Cosa sono le tumefazioni linfonodali e quando rivolgersi al medico

dottore in ospedale

Le tumefazioni linfonodali, che solitamente sono circoscritte localmente, si verificano in casi di infiammazioni acute, soprattutto quando sono in atto delle infezioni. In questo caso le ghiandole si presentano leggermente ingrossate e, al tatto, risultano presino dolenti. Una prova è la pressione sulla parte interessata, che può causare anche forti dolori e può essere accompagnata da arrossamento della cute.

In caso di tumefazioni linfonodali la pelle può anche risultare calda al contatto e i linfonodi, solitamente duri e di forme regolari, risultano leggermente molli. Le tumefazioni linfonodali si possono verificare a livello dei linfonodi di ogni parte del corpo sia in caso di infezioni acute, sia in caso di infezioni croniche o neoplastiche.
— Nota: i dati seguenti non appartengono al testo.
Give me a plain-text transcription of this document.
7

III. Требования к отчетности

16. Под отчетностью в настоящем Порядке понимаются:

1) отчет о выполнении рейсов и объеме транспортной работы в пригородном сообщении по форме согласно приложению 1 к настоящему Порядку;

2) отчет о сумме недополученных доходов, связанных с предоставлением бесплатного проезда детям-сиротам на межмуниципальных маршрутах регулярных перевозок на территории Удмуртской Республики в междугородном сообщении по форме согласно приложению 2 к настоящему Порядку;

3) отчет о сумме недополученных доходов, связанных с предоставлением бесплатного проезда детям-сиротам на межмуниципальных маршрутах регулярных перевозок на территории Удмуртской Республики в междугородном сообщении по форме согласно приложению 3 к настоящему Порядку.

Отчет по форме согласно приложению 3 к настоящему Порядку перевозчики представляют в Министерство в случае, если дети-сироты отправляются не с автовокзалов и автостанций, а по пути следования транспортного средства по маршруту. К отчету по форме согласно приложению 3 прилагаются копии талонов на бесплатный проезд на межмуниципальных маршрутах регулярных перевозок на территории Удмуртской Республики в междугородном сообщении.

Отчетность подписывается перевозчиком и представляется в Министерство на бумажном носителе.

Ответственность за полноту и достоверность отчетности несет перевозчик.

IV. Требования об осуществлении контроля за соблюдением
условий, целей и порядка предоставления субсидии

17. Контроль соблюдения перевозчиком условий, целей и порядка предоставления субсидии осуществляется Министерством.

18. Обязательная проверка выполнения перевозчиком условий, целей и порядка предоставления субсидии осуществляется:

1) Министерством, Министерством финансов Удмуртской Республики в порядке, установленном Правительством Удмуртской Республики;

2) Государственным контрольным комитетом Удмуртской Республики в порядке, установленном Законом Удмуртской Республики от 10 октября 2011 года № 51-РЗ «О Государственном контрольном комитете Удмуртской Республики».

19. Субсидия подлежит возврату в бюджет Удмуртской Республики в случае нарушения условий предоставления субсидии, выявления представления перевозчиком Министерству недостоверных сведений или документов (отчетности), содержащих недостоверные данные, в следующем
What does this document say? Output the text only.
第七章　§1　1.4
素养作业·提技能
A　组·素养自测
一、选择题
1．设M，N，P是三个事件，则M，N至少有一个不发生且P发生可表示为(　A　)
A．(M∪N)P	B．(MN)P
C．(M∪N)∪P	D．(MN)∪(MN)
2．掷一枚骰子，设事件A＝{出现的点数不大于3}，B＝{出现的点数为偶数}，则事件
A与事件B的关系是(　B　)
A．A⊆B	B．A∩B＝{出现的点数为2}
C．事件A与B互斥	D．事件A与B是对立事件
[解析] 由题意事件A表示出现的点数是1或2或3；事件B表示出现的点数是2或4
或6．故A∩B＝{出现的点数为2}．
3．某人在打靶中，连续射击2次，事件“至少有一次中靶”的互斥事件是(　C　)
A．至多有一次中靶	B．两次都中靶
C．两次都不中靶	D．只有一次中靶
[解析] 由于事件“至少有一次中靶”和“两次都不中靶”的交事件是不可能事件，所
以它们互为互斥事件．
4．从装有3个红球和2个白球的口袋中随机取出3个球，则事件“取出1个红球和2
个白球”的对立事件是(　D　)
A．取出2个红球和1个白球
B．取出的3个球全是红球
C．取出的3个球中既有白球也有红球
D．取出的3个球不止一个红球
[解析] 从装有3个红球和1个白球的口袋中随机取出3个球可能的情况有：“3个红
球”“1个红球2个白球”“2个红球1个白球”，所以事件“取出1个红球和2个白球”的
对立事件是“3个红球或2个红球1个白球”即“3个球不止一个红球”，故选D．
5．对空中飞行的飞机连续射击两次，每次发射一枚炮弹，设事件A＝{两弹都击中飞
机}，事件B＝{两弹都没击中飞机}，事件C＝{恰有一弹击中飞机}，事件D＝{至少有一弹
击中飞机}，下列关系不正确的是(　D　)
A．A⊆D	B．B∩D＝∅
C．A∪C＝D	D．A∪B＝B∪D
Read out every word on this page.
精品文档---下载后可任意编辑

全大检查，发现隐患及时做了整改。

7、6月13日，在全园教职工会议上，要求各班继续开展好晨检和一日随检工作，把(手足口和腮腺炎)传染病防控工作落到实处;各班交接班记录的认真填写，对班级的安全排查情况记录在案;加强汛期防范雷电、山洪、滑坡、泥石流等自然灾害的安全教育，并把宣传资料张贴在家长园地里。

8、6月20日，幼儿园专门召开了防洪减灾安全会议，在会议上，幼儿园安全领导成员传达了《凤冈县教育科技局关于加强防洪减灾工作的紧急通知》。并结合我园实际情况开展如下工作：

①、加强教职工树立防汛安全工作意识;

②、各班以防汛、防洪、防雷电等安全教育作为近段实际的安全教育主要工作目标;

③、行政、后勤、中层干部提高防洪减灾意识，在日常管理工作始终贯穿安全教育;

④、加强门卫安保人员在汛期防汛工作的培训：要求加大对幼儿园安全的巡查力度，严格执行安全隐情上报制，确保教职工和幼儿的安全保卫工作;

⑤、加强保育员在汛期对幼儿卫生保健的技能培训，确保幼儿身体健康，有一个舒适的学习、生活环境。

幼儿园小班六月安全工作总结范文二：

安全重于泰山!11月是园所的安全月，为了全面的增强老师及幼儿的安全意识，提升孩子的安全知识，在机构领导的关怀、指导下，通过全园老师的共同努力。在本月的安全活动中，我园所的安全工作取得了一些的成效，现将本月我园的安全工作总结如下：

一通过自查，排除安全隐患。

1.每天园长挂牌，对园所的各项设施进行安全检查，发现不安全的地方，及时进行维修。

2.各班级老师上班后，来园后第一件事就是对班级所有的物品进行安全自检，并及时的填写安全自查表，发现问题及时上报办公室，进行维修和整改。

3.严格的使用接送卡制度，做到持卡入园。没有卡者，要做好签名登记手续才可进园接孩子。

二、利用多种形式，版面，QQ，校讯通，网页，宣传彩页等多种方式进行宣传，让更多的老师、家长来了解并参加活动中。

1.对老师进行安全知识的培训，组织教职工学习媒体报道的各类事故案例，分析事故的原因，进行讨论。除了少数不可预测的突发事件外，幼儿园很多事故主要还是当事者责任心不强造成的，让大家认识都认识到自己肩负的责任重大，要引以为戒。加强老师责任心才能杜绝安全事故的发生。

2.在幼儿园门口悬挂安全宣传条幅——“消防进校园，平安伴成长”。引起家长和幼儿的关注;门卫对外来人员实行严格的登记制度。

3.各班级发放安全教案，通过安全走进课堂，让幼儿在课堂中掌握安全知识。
Ecco le principali malattie legate a linfoadenopatia:


  • Occipitale : sesta malattia, infezioni dei cuoio capelluto, dermatite seborroica, puntura di zecca, tinea capitis

  • Auricolare: erisipela, herpes zoster oftalmico, infezione, rosolia, carcinoma squamocellulare, orzaiolo o calazio, tularemia

  • Cervicale: febbre da graffio di gatto, neoplasia facciale o della bocca, infezione, mononucleosi, sindrome linfonodale mucocutanea, rosolia, morbillo, tireotossicosi, tonsillite, Tubercolosi, Varicella

  • Sottomascellare e sottomentoniera: fibrosi cistica, infezioni dentarie, gengivite, glossite, sovraclaveare, malattia neolelastica

  • Mascellare: neopiasia mammaria, linfoma, mastite

  • Inguinale e femorale: carcinoma, cancroide, linfogranuloma venereo, sifilide, poplitea

Quando è il caso di allarmarsi e chiamare il medico? Trattandosi di un tema delicato, sarebbe meglio informare immediatamente il proprio dottore, in merito ai vari sintomi presentati ed in particolare si dovrà valutare se laa tumefazione è presente solo da un lato del corpo, se i linfonodi sono molli, dolenti e arrossati, se si è sofferto di infezione, febbre o altro problema di salute negli ultimi tempi.

Il medico valuterà poi dai sintomi presentati se è il caso di effettuare una biopsia sul linfonodo o altri controlli dedicati, per accertare l'origine del problema!